While many serious scientists are working on the issue, 100% of the anti-growth, anti-technology, anti-America, and anti-man folks have jumped strongly on the global warming bandwagon, and many of these folks have in fact grabbed the reins, leading major efforts and groups.  It is important to note that these folks do not care about scientific accuracy or facts.  Their agenda is completely and absolutely to use global warming as their lead issue to push their anti-growth agenda.  As such, none of these folks are going to tolerate any fact, study, or scientific voice that in any way questions the global warming orthodoxy.  And can any scientist be considered serious who uttered the following statement (from the UN's IPCC Conference Summary, page 2):

"It is
likely that, in the Northern Hemisphere, ... 1998 [was] the warmest year during the past thousand years."

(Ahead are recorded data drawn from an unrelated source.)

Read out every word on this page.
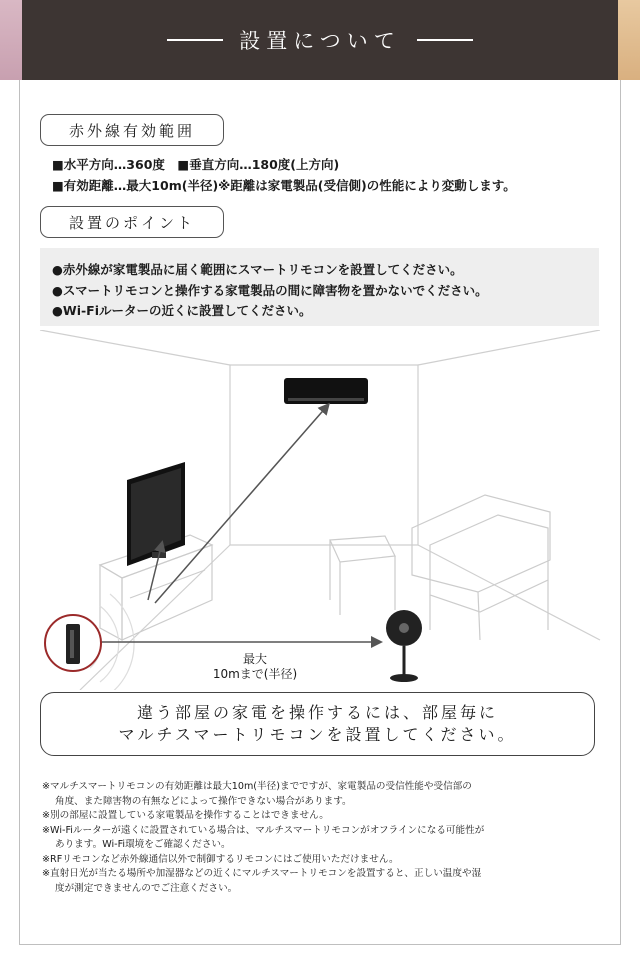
設置について
赤外線有効範囲
■水平方向…360度　■垂直方向…180度(上方向)
■有効距離…最大10m(半径)※距離は家電製品(受信側)の性能により変動します。
設置のポイント
●赤外線が家電製品に届く範囲にスマートリモコンを設置してください。
●スマートリモコンと操作する家電製品の間に障害物を置かないでください。
●Wi-Fiルーターの近くに設置してください。
最大
10mまで(半径)
違う部屋の家電を操作するには、部屋毎に
マルチスマートリモコンを設置してください。
※マルチスマートリモコンの有効距離は最大10m(半径)までですが、家電製品の受信性能や受信部の
角度、また障害物の有無などによって操作できない場合があります。
※別の部屋に設置している家電製品を操作することはできません。
※Wi-Fiルーターが遠くに設置されている場合は、マルチスマートリモコンがオフラインになる可能性が
あります。Wi-Fi環境をご確認ください。
※RFリモコンなど赤外線通信以外で制御するリモコンにはご使用いただけません。
※直射日光が当たる場所や加湿器などの近くにマルチスマートリモコンを設置すると、正しい温度や湿
度が測定できませんのでご注意ください。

My physics instructors in college used to criticize us students constantly for not understanding the error range in our lab work.  I wonder what they would think of a group of scientists that stated with confidence that 1998 was the warmest year in the last one thousand, when they only have direct measurement for the last 100 years or so and even then over only a small percentage of the planet and the other 900 years are estimated from tree rings and ice cores.  I am tired of being criticized as a Luddite for challenging "scientists" who think they know with confidence the exact world temperature since Charlemagne. 

Anyway, to avoid getting bogged down in this mess, I am willing to posit some man-made warming, say 1-2 degrees over the next 100 years.  For most who argue the subject, this is the end of the discussion.  For me, it is just the beginning.

What impact, warming?

Beyond bad cinema and Sunday supplement hyperbole, its difficult to find the good science aimed at quantifying the impacts, positive and negative, from global warming.  In fact, it is impossible in any venue at any level of quality to find any mention of the positive impacts of warming, though anyone with half a brain can imagine any number of positive impacts (e.g. longer growing seasons in cold climates) that will at least partially offset warming negatives.

Now, I am sure many scientists would respond that climate is complicated, and its hard to judge what will happen.  Which I believe is true.  But surely the same scientists that can cay that the world will warm by x degrees with enough certainty to demand that billions or even trillions of dollars be spent to change energy use should be able to come to some conclusions about the net effects, both positive and negative, from warming.

Certainly sea levels will probably rise, as some ice caps melt, by maybe a foot in the consensus view.  And storms and hurricanes may get worse, though its hard to separate the warming effect from the natural cyclical variation in hurricane strength, at least in the Atlantic.  What does seem to be clear is that the warming disproportionately will occur in colder, drier climates.  For example, a large part of the world's warming will occur in Siberia. 

When I hear this, I immediately think longer growing seasons in cold climates plus less impact in already warm climates = more food worldwide.  It strikes me that since the climate models tend to spit out warming not only world wide but by area of the world, it would be fairly easy to translate this into an estimate of net impact on food production.  This seems to be such an obvious area of study that I can only assume it has been done, and, since we have not heard about it, that the answer from global warming was "increased food production".  Since this conclusion neither supports scary headlines, increased grant money, or the anti-growth agenda, no one really talks about it or studies it much.  I would bet that if I took all the studies and grants today aimed at quantifying the impact of global warming, more than 95% of the work, maybe 100% of the work, would be aimed solely at negative impacts, studiously ignoring any positive counter-veiling effects.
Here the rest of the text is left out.